Journal of Biophotonics
|February 15, 2020
Summary
Comparing spectral-domain optical coherence tomography segmentation algorithms reveals minor differences in retinal layer thickness measurements. Manual correction minimally impacts results, aiding neurodegeneration research.
Area of Science:
- Ophthalmology
- Neuroscience
- Medical Imaging
Background:
- Accurate retinal layer thickness measurement is crucial for studying neurodegenerative diseases using spectral-domain optical coherence tomography (SD-OCT).
- Segmentation algorithms can introduce variability in measurements and errors, necessitating an understanding of their performance and the impact of manual corrections.
Purpose of the Study:
- To compare retinal layer thickness measurements between two common SD-OCT segmentation algorithms: the Iowa Reference Algorithm and Heidelberg Spectralis.

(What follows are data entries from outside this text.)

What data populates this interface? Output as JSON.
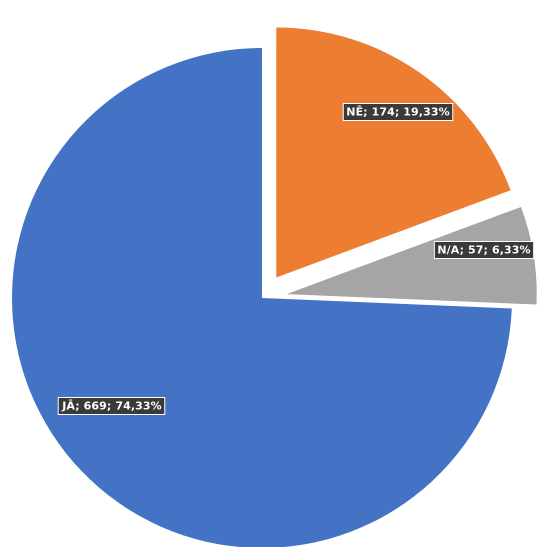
{
  "chart_data": {
    "type": "pie",
    "title": "",
    "legend": "none",
    "slices": [
      {
        "label": "JĀ",
        "value": 669,
        "percent": "74,33%",
        "display": "JĀ; 669; 74,33%",
        "color": "#4472C4",
        "exploded": false
      },
      {
        "label": "NĒ",
        "value": 174,
        "percent": "19,33%",
        "display": "NĒ; 174; 19,33%",
        "color": "#ED7D31",
        "exploded": true
      },
      {
        "label": "N/A",
        "value": 57,
        "percent": "6,33%",
        "display": "N/A; 57; 6,33%",
        "color": "#A5A5A5",
        "exploded": true
      }
    ]
  }
}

- To identify locations of segmentation errors and assess the impact of manual correction on thickness measurements in patients with frontotemporal degeneration.
Main Methods:
- Macular SD-OCT images from frontotemporal degeneration patients and controls were analyzed.
- Retinal layer thickness measurements from the Iowa Reference Algorithm and Heidelberg Spectralis were compared.
- Manual correction of significant segmentation errors was performed and its impact evaluated.
Main Results:
- Small differences were observed in most retinal layer thickness measurements between the two algorithms.
- Outer sectors of the Early Treatment Diabetic Retinopathy Study grid showed a higher percentage of eyes requiring correction compared to inner sectors for the retinal nerve fiber layer (RNFL).
- Manual corrections had a mild effect, causing at most a 5% change in RNFL thickness.
Conclusions:
- Researchers can be informed on the optimal use of different segmentation algorithms for comparing retinal layer thicknesses in neurodegeneration studies.
- Understanding algorithm-specific errors and the effect of manual corrections enhances the reliability of SD-OCT in clinical research.